• Tucker Carlson and the Metric System (Full segment)
    17 replies, posted
https://youtu.be/1cPeZLCVWTw
kailo grams
Have been forced to I remember the day i spoke of a single foot in the early days of public school. The teachers would flog me something awful with their decitails. I cry whenever i use grams, and i start screaming if i have to use KYLOgrams. Or, it actually just makes some really good sense?
Year-Month-Day makes the most sense tbh, we always put the largest unit first when we count something else.
Always confused me why time is hours/minutes/seconds but date is day/month/year. It's better than month/day/year, which makes no sense at all, but still.
Year-month-day is definitely the best with maintaining file systems. What really shits me off with dates though, is when they are written like “releases 08/06/2019”. Is that fucking the 8th of June or the 6th of August? And you can never be sure because so many companies are American-centric, but if you aren’t in America, then which is it? It’s why we always write dates like “8 June 2019” in my workplace to remove any ambiguity.
I hate that shit. I can never be sure which is which unless one number is 13 or larger.
what? these people are absolutely 100% fucking retarded.

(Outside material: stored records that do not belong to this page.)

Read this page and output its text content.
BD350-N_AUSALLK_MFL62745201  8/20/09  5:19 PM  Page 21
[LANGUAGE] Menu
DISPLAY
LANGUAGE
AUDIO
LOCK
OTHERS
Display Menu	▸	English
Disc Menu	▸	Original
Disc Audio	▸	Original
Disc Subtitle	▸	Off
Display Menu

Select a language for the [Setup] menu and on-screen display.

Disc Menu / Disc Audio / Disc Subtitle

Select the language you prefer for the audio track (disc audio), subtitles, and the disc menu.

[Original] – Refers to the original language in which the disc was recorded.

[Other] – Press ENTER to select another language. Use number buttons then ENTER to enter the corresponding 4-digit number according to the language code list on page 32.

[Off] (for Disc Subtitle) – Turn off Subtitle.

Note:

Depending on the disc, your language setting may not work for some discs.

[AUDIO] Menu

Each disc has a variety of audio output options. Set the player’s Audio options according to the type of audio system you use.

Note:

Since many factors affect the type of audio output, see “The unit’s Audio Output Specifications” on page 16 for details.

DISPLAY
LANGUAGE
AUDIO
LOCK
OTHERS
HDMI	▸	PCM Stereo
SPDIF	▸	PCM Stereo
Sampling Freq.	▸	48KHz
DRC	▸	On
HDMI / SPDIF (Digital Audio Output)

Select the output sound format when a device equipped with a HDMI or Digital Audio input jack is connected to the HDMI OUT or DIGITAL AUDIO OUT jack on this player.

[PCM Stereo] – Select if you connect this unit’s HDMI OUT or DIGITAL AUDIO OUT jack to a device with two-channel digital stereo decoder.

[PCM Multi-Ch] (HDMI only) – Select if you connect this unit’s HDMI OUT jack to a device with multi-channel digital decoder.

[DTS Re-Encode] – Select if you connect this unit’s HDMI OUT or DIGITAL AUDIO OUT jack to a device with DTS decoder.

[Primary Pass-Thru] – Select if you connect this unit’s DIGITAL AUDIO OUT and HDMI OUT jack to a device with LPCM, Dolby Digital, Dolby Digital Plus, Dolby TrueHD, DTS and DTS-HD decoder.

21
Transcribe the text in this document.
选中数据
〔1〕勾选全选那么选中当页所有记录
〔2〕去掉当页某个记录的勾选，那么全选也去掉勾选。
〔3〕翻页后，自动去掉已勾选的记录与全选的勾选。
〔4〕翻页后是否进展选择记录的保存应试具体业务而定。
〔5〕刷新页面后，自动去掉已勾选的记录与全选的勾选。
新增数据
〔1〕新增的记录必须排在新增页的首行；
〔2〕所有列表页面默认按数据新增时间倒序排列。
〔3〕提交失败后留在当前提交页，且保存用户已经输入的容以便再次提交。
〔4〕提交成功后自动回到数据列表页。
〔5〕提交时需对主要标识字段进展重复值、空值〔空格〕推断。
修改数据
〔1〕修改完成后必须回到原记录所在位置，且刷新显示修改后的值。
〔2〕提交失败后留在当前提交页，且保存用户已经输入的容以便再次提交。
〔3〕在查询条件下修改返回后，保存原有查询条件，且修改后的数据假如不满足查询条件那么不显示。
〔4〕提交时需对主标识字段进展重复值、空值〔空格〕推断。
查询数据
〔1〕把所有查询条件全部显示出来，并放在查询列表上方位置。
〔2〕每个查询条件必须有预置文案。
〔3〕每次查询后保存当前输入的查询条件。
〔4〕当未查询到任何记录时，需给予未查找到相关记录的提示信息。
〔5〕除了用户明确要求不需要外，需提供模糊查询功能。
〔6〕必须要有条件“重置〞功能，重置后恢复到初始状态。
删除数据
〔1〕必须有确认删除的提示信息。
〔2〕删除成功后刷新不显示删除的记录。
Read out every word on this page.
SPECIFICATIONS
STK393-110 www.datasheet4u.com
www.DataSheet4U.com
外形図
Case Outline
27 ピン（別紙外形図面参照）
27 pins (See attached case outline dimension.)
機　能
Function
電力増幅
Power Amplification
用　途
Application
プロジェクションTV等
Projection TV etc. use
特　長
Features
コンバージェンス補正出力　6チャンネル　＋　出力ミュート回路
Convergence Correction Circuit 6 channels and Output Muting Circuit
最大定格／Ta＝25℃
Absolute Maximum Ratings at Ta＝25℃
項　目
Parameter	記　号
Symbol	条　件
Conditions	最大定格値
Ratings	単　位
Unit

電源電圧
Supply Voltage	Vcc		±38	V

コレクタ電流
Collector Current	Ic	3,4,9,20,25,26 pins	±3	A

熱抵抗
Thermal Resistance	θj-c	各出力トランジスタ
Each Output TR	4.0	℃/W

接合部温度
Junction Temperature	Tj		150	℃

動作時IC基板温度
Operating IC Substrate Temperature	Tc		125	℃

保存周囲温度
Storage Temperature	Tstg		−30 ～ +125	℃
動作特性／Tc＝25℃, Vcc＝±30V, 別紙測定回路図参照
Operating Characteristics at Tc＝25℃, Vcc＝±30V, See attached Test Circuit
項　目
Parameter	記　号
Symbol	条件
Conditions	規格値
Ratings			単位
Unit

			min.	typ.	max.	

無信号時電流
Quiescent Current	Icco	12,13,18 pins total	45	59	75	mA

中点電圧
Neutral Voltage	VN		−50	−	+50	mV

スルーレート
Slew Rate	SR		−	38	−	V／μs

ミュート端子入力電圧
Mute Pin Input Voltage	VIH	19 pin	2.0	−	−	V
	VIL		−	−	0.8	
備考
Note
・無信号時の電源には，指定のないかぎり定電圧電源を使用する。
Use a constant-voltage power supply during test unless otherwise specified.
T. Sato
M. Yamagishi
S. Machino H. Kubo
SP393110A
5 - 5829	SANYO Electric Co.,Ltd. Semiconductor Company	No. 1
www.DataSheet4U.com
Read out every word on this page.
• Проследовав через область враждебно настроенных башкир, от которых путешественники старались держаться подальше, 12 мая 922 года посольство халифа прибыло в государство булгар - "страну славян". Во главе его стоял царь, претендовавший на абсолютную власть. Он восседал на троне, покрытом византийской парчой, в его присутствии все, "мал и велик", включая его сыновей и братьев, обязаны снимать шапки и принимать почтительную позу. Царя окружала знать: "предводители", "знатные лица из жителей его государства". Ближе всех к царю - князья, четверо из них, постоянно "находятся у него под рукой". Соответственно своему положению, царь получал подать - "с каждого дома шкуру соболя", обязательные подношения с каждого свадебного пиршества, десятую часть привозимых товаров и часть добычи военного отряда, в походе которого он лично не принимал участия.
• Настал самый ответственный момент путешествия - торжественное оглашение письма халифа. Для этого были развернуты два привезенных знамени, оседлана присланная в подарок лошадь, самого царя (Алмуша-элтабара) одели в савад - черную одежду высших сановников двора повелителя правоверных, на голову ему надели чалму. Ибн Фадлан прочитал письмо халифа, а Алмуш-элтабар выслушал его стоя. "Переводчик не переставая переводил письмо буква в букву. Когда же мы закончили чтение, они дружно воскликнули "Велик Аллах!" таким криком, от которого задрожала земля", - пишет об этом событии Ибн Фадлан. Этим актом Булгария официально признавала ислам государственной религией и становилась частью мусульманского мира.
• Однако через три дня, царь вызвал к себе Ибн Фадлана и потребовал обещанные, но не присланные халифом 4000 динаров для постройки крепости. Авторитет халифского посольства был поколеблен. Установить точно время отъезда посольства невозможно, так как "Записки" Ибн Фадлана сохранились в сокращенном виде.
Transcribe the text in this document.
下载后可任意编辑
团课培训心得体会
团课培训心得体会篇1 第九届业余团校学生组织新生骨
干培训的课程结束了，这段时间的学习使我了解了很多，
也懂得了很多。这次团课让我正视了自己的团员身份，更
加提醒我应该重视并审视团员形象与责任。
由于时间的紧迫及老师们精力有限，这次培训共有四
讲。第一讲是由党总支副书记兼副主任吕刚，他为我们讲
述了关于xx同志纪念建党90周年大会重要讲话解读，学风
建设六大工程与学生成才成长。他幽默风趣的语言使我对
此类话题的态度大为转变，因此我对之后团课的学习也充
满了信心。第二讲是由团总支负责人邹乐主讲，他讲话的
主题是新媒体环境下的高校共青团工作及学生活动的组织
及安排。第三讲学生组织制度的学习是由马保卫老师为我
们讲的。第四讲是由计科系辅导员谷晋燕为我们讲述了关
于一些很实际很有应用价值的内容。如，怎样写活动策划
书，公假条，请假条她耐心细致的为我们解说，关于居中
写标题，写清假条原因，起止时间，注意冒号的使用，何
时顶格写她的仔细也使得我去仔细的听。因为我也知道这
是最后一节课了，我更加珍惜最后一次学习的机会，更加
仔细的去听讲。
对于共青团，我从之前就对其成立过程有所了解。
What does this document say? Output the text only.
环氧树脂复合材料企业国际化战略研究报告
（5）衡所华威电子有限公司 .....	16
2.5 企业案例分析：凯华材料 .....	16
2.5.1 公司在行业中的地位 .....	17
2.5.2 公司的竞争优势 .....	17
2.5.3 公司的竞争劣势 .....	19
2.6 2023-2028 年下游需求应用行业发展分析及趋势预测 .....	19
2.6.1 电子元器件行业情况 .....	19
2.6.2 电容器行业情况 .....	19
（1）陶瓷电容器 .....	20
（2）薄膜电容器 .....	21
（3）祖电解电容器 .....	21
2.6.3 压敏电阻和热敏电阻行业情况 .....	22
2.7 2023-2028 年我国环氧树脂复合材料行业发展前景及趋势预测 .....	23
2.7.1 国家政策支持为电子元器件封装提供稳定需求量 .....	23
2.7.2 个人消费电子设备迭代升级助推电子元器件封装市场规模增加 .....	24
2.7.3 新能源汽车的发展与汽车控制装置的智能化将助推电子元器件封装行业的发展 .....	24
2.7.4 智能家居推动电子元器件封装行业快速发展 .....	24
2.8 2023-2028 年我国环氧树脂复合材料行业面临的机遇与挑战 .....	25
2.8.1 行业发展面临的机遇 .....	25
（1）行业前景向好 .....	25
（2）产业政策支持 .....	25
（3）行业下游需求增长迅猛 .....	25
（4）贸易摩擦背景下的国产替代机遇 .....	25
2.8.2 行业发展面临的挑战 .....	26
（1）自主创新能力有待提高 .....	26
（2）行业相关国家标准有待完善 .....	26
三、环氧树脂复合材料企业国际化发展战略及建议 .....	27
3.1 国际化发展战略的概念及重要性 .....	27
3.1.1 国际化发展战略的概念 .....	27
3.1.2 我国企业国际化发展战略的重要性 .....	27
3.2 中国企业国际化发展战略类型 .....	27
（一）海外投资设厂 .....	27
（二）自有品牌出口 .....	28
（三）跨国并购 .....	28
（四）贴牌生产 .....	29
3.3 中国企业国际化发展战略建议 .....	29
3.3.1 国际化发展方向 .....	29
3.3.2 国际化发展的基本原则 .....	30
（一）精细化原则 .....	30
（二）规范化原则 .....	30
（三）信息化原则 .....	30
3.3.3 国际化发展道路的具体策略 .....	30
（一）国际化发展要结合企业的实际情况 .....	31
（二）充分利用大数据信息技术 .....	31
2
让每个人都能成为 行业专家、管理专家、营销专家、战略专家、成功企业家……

The old measurements might have been useful in the past, but they had big problems even then. How big a foot was could vary from town to town. It was fucked up. The metric system brought standardization with it, and that's what lets us work with others far away precisely, and that's how we have so much technology now. Even imperial units are based on metric now. We're not medieval farmers anymore, everyone carries a calculator with them at all times, who gives a shit if you can't divide by 3 in your head. The benefit of everyone being on the same page would outweigh ease of calculation, and metric is still significantly easier for unit conversion. Also look at this bullshit I just found, fuck that. https://en.wikipedia.org/wiki/Comparison_of_the_imperial_and_US_customary_measurement_systems
I've can't for the life of me find this clip, but I remember the Game Grumps, in one of their Katamari series, got a score of something like 1735km 369m 24cm 8mm and Arin asked something like "I wonder how much that would be in centimeters". I love the existence of the Imperial system.
Year-Month-Day is great for database use, but not so much for everyday use Y-M-D makes it incredibly easy to sort chronologically because then it's exactly the same as alphabetically In most daily situations, the day is the most important bit of information, followed by the month, and finally the year It really depends on the context IMO Month-Day-Year is still plain dumb either way
You don't write the year or month if they aren't relevant. And they become far more relevant than the day as the timescale grows.
https://upload.wikimedia.org/wikipedia/commons/3/32/Convention_du_M%C3%A8tre.png HMMMMMMMMmMmmmmmmmm...........
Dont limit yourself to using one or the other, combine them instead https://www.youtube.com/watch?v=KX6FpLBDOFs
Personally, I like Day-Month-Year for a couple of reasons. Day and month first because they are usually the most relevant/important. If the year is omitted you assume it's the current year. We don't (and shouldn't) say "yeah, I'm having a party the 2019th August 12th" So it's just the way we usually speak dates. I.e 08-09-1997 becomes "The 8th of September 1997", intuitive and consistent.
Last one doesn't apply to the United States. Outside of a few specific dates (4th of July for example) dates are usually spoken like "September (the) 8th, 1997" or whatever. I know dates are also sometimes said this way in the UK, though not always.
It's also way easier to sort things digitally using year/month/day
Fun fact: font sizes (i.e. the "point" measurement) are measured relative to an inch. The vertical space allocated for 1 point font is 1/72 of an inch, 36 point font has 1/2 an inch, etc (at 100% zoom for monitors).